CVE-2025-48541 is a vulnerability identified in Google Android operating system versions 13, 14, 15, and 16. The flaw exists in the onCreate method of the FaceSettings.java component, where improper input validation allows an attacker to manipulate biometric unlock settings across multiple user profiles. Specifically, this vulnerability enables a local attacker with limited privileges to remove biometric unlock configurations without requiring additional execution privileges or user interaction. This is classified as a CWE-20 (Improper Input Validation) issue. The vulnerability can lead to elevation of privilege by bypassing biometric security controls, potentially granting unauthorized access to user data and device functions. The CVSS v3.1 base score is 7.8, reflecting high severity due to its impact on confidentiality, integrity, and availability, combined with low attack complexity and no need for user interaction. Although no exploits have been reported in the wild yet, the vulnerability poses a significant risk given the widespread use of Android devices globally. The lack of available patches at the time of publication necessitates immediate attention to mitigation strategies to prevent exploitation.

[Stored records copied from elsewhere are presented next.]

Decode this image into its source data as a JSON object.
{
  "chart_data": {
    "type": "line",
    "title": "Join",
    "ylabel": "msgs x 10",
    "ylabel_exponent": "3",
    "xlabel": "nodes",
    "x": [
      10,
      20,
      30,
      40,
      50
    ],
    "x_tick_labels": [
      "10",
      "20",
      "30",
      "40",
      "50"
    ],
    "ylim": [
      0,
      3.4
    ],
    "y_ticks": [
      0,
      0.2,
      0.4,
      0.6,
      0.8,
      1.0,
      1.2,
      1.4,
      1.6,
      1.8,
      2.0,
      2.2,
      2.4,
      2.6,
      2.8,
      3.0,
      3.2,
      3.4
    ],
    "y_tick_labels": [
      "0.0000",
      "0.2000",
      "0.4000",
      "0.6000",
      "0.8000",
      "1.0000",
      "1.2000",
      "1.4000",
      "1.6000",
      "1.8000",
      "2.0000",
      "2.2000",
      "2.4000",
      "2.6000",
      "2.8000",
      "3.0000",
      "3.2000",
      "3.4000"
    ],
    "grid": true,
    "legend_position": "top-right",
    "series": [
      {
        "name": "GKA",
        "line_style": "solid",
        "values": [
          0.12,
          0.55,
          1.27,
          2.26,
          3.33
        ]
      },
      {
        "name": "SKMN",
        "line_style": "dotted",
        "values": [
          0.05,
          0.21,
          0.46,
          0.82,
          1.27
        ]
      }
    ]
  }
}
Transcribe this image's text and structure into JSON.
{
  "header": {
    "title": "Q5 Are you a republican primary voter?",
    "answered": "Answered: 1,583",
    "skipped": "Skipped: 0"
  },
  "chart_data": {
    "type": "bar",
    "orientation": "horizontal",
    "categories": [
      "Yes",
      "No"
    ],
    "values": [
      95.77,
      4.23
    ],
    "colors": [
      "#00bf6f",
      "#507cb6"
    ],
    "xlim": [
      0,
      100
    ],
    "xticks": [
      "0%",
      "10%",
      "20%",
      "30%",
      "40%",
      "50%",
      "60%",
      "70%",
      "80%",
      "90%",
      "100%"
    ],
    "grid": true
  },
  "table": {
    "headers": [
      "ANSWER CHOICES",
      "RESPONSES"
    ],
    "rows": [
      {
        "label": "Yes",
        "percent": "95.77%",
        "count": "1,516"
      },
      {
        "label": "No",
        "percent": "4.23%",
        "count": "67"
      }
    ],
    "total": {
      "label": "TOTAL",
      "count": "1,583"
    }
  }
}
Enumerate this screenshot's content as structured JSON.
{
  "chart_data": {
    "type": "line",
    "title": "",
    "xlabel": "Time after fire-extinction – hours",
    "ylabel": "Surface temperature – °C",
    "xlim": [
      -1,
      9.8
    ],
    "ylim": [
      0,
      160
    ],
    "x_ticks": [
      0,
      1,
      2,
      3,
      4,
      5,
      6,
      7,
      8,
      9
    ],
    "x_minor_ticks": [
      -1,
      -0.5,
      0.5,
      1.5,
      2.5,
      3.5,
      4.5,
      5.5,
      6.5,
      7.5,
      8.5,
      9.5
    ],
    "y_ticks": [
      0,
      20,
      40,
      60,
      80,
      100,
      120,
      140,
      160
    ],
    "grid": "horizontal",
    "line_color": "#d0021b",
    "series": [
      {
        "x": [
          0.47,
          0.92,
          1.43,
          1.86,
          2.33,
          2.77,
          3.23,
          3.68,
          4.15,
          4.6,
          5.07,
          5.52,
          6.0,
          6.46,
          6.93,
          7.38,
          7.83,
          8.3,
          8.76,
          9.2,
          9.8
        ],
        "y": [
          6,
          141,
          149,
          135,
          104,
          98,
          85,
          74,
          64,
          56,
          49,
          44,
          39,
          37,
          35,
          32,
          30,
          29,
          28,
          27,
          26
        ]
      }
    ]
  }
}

The vulnerability allows a local attacker to escalate privileges by disabling biometric unlock features across user profiles, undermining device security. This can lead to unauthorized access to sensitive data, bypassing biometric authentication mechanisms that protect user privacy and device integrity. The compromise of biometric settings can also affect device availability if security policies are altered or disabled. Organizations relying on Android devices for secure authentication, especially in multi-user environments, face increased risk of data breaches, unauthorized device control, and potential lateral movement within networks. The ease of exploitation without user interaction increases the threat level, particularly in environments where physical or local access to devices is possible. The impact extends to personal users, enterprises, and government agencies using affected Android versions, potentially leading to significant confidentiality, integrity, and availability losses.

1. Apply official security patches from Google promptly once they become available to address the vulnerability in FaceSettings.java. 2. Restrict local access to Android devices, especially in environments with multiple user profiles, to reduce the risk of exploitation. 3. Implement strict device management policies that monitor and log changes to biometric settings and user profiles. 4. Use mobile device management (MDM) solutions to enforce security configurations and detect unauthorized modifications. 5. Educate users about the risks of local privilege escalation and encourage secure device handling practices. 6. Temporarily disable biometric unlock features or restrict their use to single-user profiles where feasible until patches are applied. 7. Conduct regular security audits on Android devices to identify and remediate unauthorized changes to authentication settings. 8. Monitor threat intelligence feeds for updates on exploit availability and adjust defenses accordingly.